C. Experiment on Scalability
As the memory bandwidth requirement of the proposed architecture is constant, deploying more beads along the pipeline is a direct way to boost performance. We analyse how the number of beads influences performance by running a controlled experiment to demonstrate the scalability of our system. In this experiment we use the largest problem in the previous experiment where the series length T = 10 8 and we set a large truncation parameter H = 3839. The execution times of the CPU-based system are 1186.31s and 151.26s on a single core and eight cores respectively.
We test the performance of the FPGA-based system with different numbers of beads. The maximum number of beads that we manage to deploy is 384; as a consequence we only test the configurations where the number of beads is no more than 384. The experimental results are plotted in Fig. 4(a) along with the corresponding theoretical pipeline processing time. When c, the number of beads, is 384, the execution time reaches 10.67s, achieving 111 and 14 times speedup over the CPU-based system on one core and eight cores respectively.
There is a significant trend that the execution time is shortened as the number of beads c increases. Another trend, which is not significant in the figure, is that the gap between the experimental execution time and the theoretical pipeline processing time becomes narrower as the number of beads c increases. The gap decreases from 2.2934s when c = 64, to 0.6683s when c = 384. As shown in Fig. 4 , the theoretical pipeline processing time continues to decrease when more beads are deployed along the pipeline. We can obtain a conservative estimate of the performance of a system with more than 384 beads, by extrapolating the gap value of 0.6683s for 384 beads as an upper bound for designs with more than 384 beads. The computation time values can then be estimated by adding this gap value to the corresponding theoretical pipeline processing time. This estimation suggests that our proposed architecture scales well with the amount of available computational resources.
VI. CONCLUSION
This paper presents a reconfigurable computing solution to heteroskedasticity and autocorrelation consistent (HAC) covariance matrix estimation for multivariate time series. To the best of our knowledge, our approach is the first to apply FPGAs to statistical analysis of time series.
Rather than providing a hardware design for an existing HAC estimation algorithm, we derive a novel algorithm which is designed exclusively for hardware implementation. This algorithm exploits the capabilities of a reconfigurable computing platform and avoids limitations like the memory bottleneck. We then propose an efficient and scalable hardware architecture based on our algorithm and analyse its performance using both theoretical and empirical approaches.

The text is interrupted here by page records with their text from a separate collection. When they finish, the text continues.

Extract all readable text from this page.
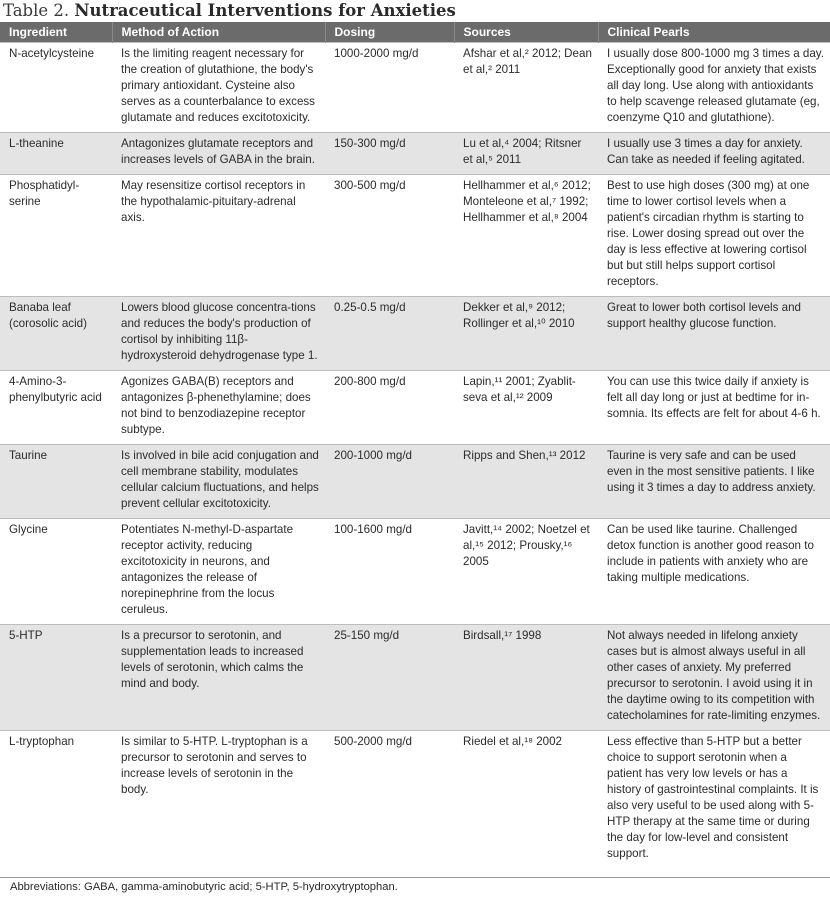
Table 2. Nutraceutical Interventions for Anxieties
Ingredient	Method of Action	Dosing	Sources	Clinical Pearls
N-acetylcysteine	Is the limiting reagent necessary for the creation of glutathione, the body's primary antioxidant. Cysteine also serves as a counterbalance to excess glutamate and reduces excitotoxicity.	1000-2000 mg/d	Afshar et al,² 2012; Dean et al,² 2011	I usually dose 800-1000 mg 3 times a day. Exceptionally good for anxiety that exists all day long. Use along with antioxidants to help scavenge released glutamate (eg, coenzyme Q10 and glutathione).
L-theanine	Antagonizes glutamate receptors and increases levels of GABA in the brain.	150-300 mg/d	Lu et al,⁴ 2004; Ritsner et al,⁵ 2011	I usually use 3 times a day for anxiety. Can take as needed if feeling agitated.
Phosphatidyl-serine	May resensitize cortisol receptors in the hypothalamic-pituitary-adrenal axis.	300-500 mg/d	Hellhammer et al,⁶ 2012; Monteleone et al,⁷ 1992; Hellhammer et al,⁸ 2004	Best to use high doses (300 mg) at one time to lower cortisol levels when a patient's circadian rhythm is starting to rise. Lower dosing spread out over the day is less effective at lowering cortisol but but still helps support cortisol receptors.
Banaba leaf (corosolic acid)	Lowers blood glucose concentra-tions and reduces the body's production of cortisol by inhibiting 11β-hydroxysteroid dehydrogenase type 1.	0.25-0.5 mg/d	Dekker et al,⁹ 2012; Rollinger et al,¹⁰ 2010	Great to lower both cortisol levels and support healthy glucose function.
4-Amino-3-phenylbutyric acid	Agonizes GABA(B) receptors and antagonizes β-phenethylamine; does not bind to benzodiazepine receptor subtype.	200-800 mg/d	Lapin,¹¹ 2001; Zyablit-seva et al,¹² 2009	You can use this twice daily if anxiety is felt all day long or just at bedtime for in-somnia. Its effects are felt for about 4-6 h.
Taurine	Is involved in bile acid conjugation and cell membrane stability, modulates cellular calcium fluctuations, and helps prevent cellular excitotoxicity.	200-1000 mg/d	Ripps and Shen,¹³ 2012	Taurine is very safe and can be used even in the most sensitive patients. I like using it 3 times a day to address anxiety.
Glycine	Potentiates N-methyl-D-aspartate receptor activity, reducing excitotoxicity in neurons, and antagonizes the release of norepinephrine from the locus ceruleus.	100-1600 mg/d	Javitt,¹⁴ 2002; Noetzel et al,¹⁵ 2012; Prousky,¹⁶ 2005	Can be used like taurine. Challenged detox function is another good reason to include in patients with anxiety who are taking multiple medications.
5-HTP	Is a precursor to serotonin, and supplementation leads to increased levels of serotonin, which calms the mind and body.	25-150 mg/d	Birdsall,¹⁷ 1998	Not always needed in lifelong anxiety cases but is almost always useful in all other cases of anxiety. My preferred precursor to serotonin. I avoid using it in the daytime owing to its competition with catecholamines for rate-limiting enzymes.
L-tryptophan	Is similar to 5-HTP. L-tryptophan is a precursor to serotonin and serves to increase levels of serotonin in the body.	500-2000 mg/d	Riedel et al,¹⁸ 2002	Less effective than 5-HTP but a better choice to support serotonin when a patient has very low levels or has a history of gastrointestinal complaints. It is also very useful to be used along with 5-HTP therapy at the same time or during the day for low-level and consistent support.
Abbreviations: GABA, gamma-aminobutyric acid; 5-HTP, 5-hydroxytryptophan.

Our experimental system implemented in a Vertex-6 FPGA achieves up to 111 times speedup over a single-core CPU, and up to 14 times speedup over an 8-core CPU.
This work shows the potential of reconfigurable computing for time series data processing problems. Future work includes developing hardware accelerators for other time series processing techniques, such as regression analysis, forecasting and knowledge discovery.